The other keychain is empty. It used to contain two keys, both of which I handed in recently. These keys signify my past life. One of them is the key to my parental home in Apeldoorn. My parents bought a new home in a different province in 2007 and moved there this year. The old home in Apeldoorn for me signifies the time of my life before my autism diagnosis, when I was perceived to be “normal” apart from being blind, and I had to pretend to be “normal” apart from being blind. In the recovery model of mental illness, we are taught that your diagnosis doesn’t define you, but you still have to acknowledge your limitations and live with them to the fullest of your individual potential. I was not able to acknowledge my limitations – not only those concerning autism, but also those concerning blindness – during the time I lived with my parents. As a result, I remember that time as a period of constant overestimating of my abilities and constantly barely keeping up. I left the home in 2005 to learn to live independently.

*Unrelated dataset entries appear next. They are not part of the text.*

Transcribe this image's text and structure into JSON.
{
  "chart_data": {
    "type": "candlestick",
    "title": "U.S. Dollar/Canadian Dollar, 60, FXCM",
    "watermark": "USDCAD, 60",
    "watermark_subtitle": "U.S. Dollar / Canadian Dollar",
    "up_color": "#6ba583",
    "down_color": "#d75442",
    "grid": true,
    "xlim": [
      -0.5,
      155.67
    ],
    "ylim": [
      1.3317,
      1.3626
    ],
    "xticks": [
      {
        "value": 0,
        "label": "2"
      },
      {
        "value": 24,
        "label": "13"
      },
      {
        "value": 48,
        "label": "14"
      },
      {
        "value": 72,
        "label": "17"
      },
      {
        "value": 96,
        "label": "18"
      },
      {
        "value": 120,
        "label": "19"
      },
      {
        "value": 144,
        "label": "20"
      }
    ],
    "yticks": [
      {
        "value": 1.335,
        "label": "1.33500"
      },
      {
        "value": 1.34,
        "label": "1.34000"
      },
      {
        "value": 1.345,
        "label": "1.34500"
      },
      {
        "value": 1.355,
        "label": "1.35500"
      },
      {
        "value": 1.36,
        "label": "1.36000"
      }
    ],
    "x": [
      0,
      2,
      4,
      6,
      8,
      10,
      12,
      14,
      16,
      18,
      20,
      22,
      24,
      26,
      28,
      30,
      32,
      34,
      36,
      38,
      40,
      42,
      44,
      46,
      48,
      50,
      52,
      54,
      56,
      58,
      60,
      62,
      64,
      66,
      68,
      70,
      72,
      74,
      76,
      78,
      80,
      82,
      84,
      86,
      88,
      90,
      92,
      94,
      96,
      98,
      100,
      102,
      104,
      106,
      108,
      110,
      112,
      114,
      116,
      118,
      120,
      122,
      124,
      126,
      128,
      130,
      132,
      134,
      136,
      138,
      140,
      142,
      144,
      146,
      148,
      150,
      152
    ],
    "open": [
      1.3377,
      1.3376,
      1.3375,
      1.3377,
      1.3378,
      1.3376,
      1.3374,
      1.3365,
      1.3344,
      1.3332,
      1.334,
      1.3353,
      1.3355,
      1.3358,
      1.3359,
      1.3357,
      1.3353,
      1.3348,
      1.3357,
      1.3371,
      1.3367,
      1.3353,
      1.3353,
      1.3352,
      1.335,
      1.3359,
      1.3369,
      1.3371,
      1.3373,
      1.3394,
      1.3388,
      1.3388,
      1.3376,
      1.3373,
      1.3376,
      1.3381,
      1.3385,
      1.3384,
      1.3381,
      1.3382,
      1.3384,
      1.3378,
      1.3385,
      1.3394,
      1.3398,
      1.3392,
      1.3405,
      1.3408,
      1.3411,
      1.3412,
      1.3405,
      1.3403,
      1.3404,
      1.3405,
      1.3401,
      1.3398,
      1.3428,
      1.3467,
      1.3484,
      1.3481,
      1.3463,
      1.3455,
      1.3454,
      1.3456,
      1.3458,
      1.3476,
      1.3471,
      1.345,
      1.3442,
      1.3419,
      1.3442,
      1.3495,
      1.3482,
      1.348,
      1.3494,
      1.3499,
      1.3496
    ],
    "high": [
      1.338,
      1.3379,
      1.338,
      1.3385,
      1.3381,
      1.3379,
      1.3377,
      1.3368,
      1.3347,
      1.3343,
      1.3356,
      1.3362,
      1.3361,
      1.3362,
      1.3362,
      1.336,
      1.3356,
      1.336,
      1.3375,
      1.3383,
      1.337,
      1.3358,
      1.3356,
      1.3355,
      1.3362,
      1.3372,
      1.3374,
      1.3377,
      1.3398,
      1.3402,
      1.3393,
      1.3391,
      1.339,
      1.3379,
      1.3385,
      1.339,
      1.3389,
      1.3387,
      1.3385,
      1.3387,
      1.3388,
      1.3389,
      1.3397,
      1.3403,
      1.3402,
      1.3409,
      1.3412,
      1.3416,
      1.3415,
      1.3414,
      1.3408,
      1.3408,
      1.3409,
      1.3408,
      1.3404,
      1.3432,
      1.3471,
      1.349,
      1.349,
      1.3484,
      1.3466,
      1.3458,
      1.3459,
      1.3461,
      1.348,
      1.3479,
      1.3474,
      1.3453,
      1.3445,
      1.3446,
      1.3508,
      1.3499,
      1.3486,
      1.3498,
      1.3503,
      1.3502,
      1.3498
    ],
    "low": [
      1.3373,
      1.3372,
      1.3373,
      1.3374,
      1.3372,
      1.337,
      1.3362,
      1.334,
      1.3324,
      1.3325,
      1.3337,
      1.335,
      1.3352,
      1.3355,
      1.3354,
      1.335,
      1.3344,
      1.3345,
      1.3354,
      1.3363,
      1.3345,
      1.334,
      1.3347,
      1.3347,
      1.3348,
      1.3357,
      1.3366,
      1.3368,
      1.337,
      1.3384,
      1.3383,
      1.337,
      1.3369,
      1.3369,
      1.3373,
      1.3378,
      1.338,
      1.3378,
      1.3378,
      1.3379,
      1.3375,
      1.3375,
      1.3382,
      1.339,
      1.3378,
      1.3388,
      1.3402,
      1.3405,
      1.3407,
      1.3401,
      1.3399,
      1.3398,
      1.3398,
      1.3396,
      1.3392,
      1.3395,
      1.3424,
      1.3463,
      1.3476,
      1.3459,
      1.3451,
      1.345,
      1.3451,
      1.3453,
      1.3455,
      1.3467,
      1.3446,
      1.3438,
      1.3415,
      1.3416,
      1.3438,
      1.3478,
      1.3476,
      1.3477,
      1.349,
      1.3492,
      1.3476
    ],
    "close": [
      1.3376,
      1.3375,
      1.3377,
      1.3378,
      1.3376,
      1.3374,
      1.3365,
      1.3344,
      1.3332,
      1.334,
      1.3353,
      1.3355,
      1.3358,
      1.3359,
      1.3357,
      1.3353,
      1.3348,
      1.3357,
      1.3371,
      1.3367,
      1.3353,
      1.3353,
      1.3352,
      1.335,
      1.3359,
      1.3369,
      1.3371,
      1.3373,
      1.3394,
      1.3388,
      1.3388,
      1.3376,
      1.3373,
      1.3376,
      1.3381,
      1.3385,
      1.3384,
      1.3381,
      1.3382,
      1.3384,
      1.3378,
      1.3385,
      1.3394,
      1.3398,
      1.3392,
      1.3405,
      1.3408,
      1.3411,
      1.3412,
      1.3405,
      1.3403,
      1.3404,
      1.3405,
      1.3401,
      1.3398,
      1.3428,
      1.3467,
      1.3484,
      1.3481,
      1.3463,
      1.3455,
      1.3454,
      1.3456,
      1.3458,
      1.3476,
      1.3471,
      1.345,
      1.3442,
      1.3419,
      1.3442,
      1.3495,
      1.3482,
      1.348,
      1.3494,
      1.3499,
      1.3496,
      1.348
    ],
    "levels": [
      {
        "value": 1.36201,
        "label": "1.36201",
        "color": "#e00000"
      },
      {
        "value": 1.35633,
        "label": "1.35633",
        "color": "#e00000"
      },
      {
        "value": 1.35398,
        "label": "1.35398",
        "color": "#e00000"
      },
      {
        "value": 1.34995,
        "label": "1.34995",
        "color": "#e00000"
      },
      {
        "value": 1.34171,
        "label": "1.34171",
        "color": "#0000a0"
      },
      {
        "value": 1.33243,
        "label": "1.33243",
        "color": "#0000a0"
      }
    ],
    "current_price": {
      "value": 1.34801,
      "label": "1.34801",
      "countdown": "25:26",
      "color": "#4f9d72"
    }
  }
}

The second key is of my old home, where I lived independently for three months before being institutionalized in 2007. I was already diagnosed with autism back then, but I had not yet fully accepted or even acknowledged its implications, and possibly had overlooked some implications of blindness, too. It should’ve been clear before I moved there that living independently was not a good idea, but a combination of stubbornness, ignorance and bureaucracy meant that I had to anyway. I lived there for three months with lots of support, but still couldn’t cope. Nonetheless, I’ve given up my home only a few weeks ago, and it still saddens me that I had to say goodbye to the prospect of living independently for now.
I keep coming back to this wonderful, evocative post to re-read it.
From your first paragraph I had no expectation that the keychain story method would turn out to be so powerful. The way you have adapted the method to include the chain with no keys, and to paint a picture of the things that matter most to you, makes your story very moving. Thank you for sharing it.